Settle on your hardware and software. Obtain the devices listed above and make sure your teleconferencing software is installed and functional.
Plan your route. Areas typically visited are: the emergency department, starting in the ambulance bay and moving to your trauma bays; radiology / CT scan; OR charge desk, PACU desk; surgical ICU; blood bank. If your helipad is remote, you may need a camera there to show the reviewers how the patient moves from there to the emergency department.
Plan your personnel. Figure out who will be the “host” in each area. Will it be the TMD? The TPM? Someone else? This is important because you will need to determine the next area they proceed to when their location is finished. This will also help determine the order that the cameras will go live.

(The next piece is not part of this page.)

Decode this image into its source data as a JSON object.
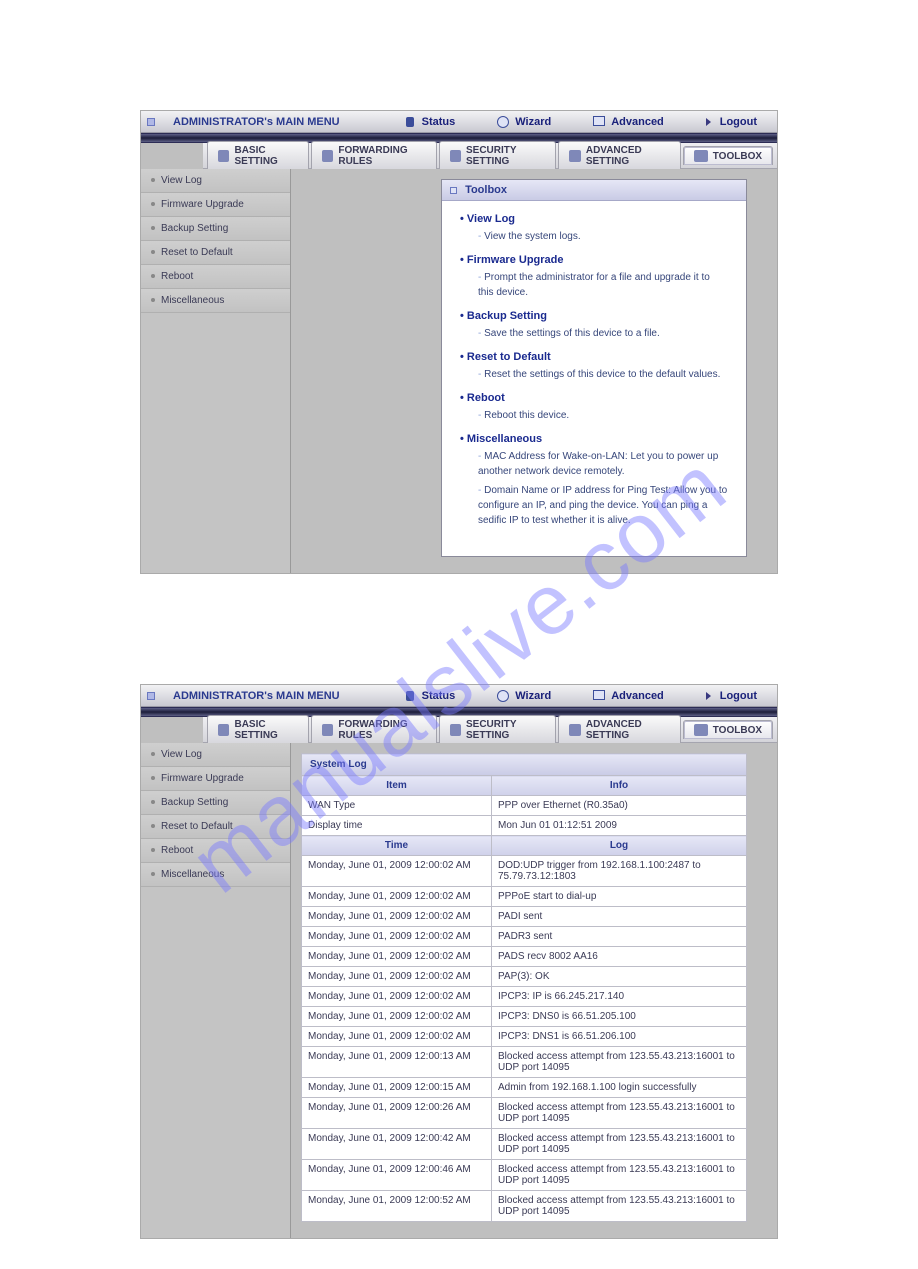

Test, test, test! Rehearse the entire process until it goes smoothly. Set up your teleconferencing software on a desktop system at a central location. Then deploy all of your cameras and personnel to their respective areas. Turn on the audio and video for each one in sequence, just like you would during a real walkthrough. This allows you to check the audio and video quality and plan how the camera operator will need to move around in each area. The people at the desktop can judge the quality and signal strength at each location and make adjustments to achieve the best possible.
The Final Result
If you have faithfully followed the advice above, your virtual walkthrough should go very smoothly. Just remember, though, it’s much easier to work with people than with technology. Be prepared for surprises and use your flexibility and creativity to overcome them. And of course, always check with your verifying or designating agency to see if they have provided any additional instructions or guidelines for the walkthrough. Their preferences will always supersede these. Good luck!